Which works do you think you perform best?

Most works where I can get behind the text and create something unique, especially with solo pieces.

(I feel that I give an extra 20% when I can get behind the text of a piece I’m singing.  I love singing poetry or any text that moves me in any way. If I can find a way to relate anything to my own experience, then I stand the best chance of nailing a piece especially if it’s a solo.)

Which performances are you most proud of?

In secondary school I used to perform Messiah every year. The most memorable performance was singing the soprano solo If God be for us in Portsmouth Cathedral with a full Baroque orchestra. Quite by contrast, as a young chorister I was immensely proud of singing short solo plainsong pieces in quiet evensongs – terrifying but satisfying. Singing with the cathedral, I performed in the Royal Albert Hall for Remembrance which was attended by the Queen.

What advice would you give to those who are considering a career in music?

I’m still considering my options as regards pursuing such a career! Nevertheless the only thing I feel qualified to say is that you need to practise your art, keep your options open, and sing all different kinds of genres – if you sing in a healthy way it can only do you good!

What are your current music-related academic interests?

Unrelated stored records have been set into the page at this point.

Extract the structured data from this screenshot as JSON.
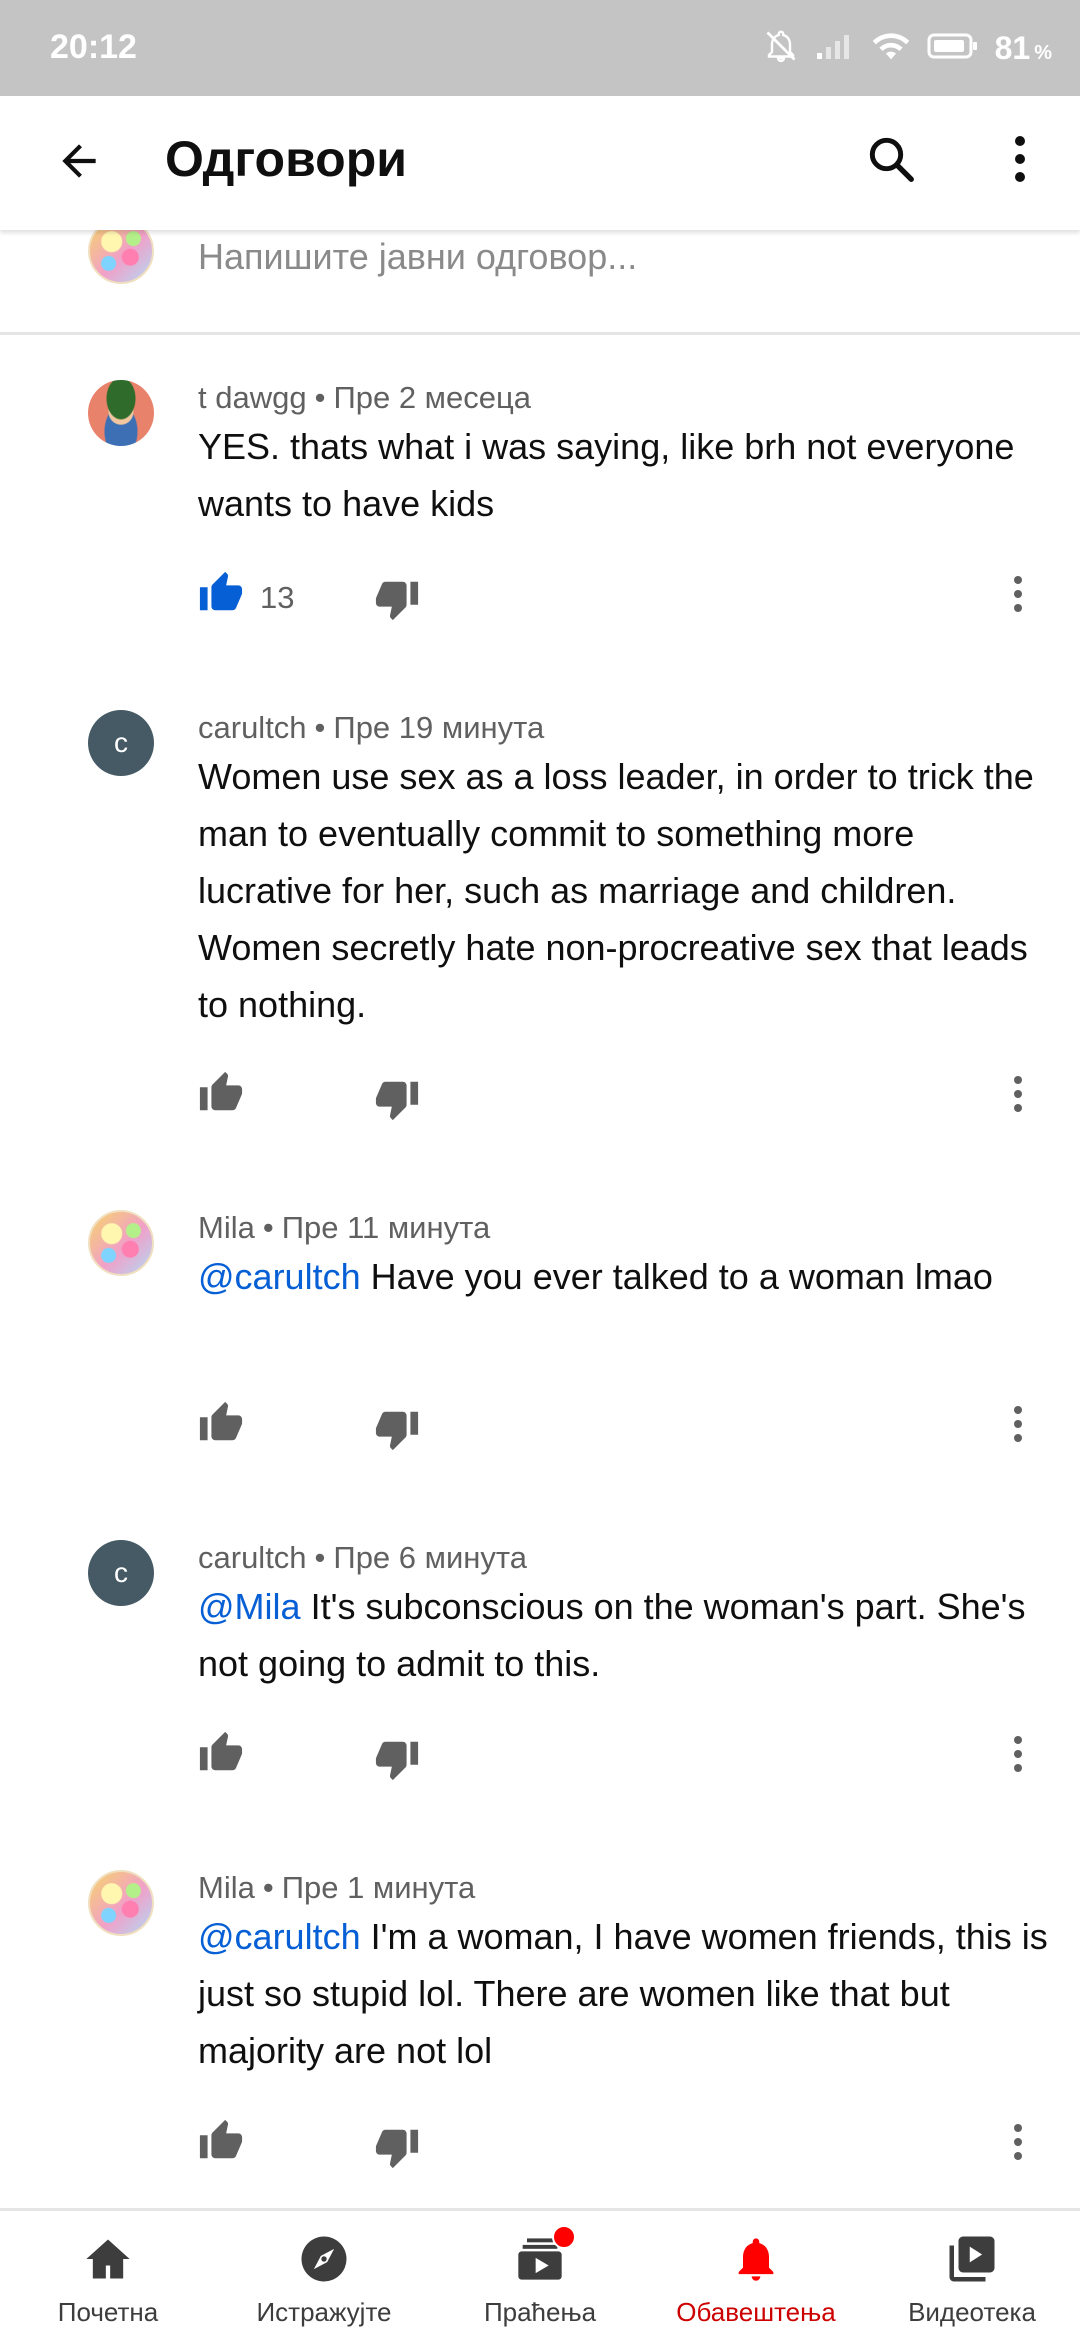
{
  "status_bar": {
    "time": "20:12",
    "battery_percent": "81",
    "battery_unit": "%"
  },
  "app_bar": {
    "title": "Одговори",
    "back_icon": "arrow-back-icon",
    "search_icon": "search-icon",
    "more_icon": "more-vert-icon"
  },
  "composer": {
    "placeholder": "Напишите јавни одговор..."
  },
  "comments": [
    {
      "author": "t dawgg",
      "time": "Пре 2 месеца",
      "mention": "",
      "text": "YES. thats what i was saying, like brh not everyone wants to have kids",
      "likes": "13",
      "liked": true
    },
    {
      "author": "carultch",
      "avatar_letter": "c",
      "time": "Пре 19 минута",
      "mention": "",
      "text": "Women use sex as a loss leader, in order to trick the man to eventually commit to something more lucrative for her, such as marriage and children.   Women secretly hate non-procreative sex that leads to nothing.",
      "likes": "",
      "liked": false
    },
    {
      "author": "Mila",
      "time": "Пре 11 минута",
      "mention": "@carultch",
      "text": " Have you ever talked to a woman lmao",
      "likes": "",
      "liked": false
    },
    {
      "author": "carultch",
      "avatar_letter": "c",
      "time": "Пре 6 минута",
      "mention": "@Mila",
      "text": " It's subconscious on the woman's part. She's not going to admit to this.",
      "likes": "",
      "liked": false
    },
    {
      "author": "Mila",
      "time": "Пре 1 минута",
      "mention": "@carultch",
      "text": " I'm a woman, I have women friends, this is just so stupid lol. There are women like that but majority are not lol",
      "likes": "",
      "liked": false
    }
  ],
  "bottom_nav": {
    "items": [
      {
        "label": "Почетна",
        "icon": "home-icon"
      },
      {
        "label": "Истражујте",
        "icon": "explore-icon"
      },
      {
        "label": "Праћења",
        "icon": "subscriptions-icon"
      },
      {
        "label": "Обавештења",
        "icon": "bell-icon"
      },
      {
        "label": "Видеотека",
        "icon": "library-icon"
      }
    ],
    "active_index": 3
  },
  "colors": {
    "accent_blue": "#065fd4",
    "active_red": "#cc0000",
    "status_bar": "#c4c4c4"
  }
}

I have a special interest in war poetry and am researching the music written for the poems by Christina Rosetti and Wilfred Owen. Next year I will be researching aesthetics – what influences an individual’s musical taste – why we like some pieces and not others. I’m a huge advocate of joint honours and exploring the inbetweens of different academic avenues.

I’m extremely passionate about equal opportunities and developing singing opportunities for girls and women, particularly in church and cathedral settings. Irrevocably, girls’ choirs deserve the same treatment as boys’ choirs. Being a chorister set me up to be the musician I am today and it’s extremely important to me that everyone gets an equal opportunity to get that start regardless of background or gender.

Cordelia Hobbs is a current student at the University of York who began her musical career at The Portsmouth Grammar School and as a chorister at Portsmouth Cathedral. She now sings for Robert Hollingworth’s choir The 24 and continues to engage in wider discussions surrounding gender and choral music.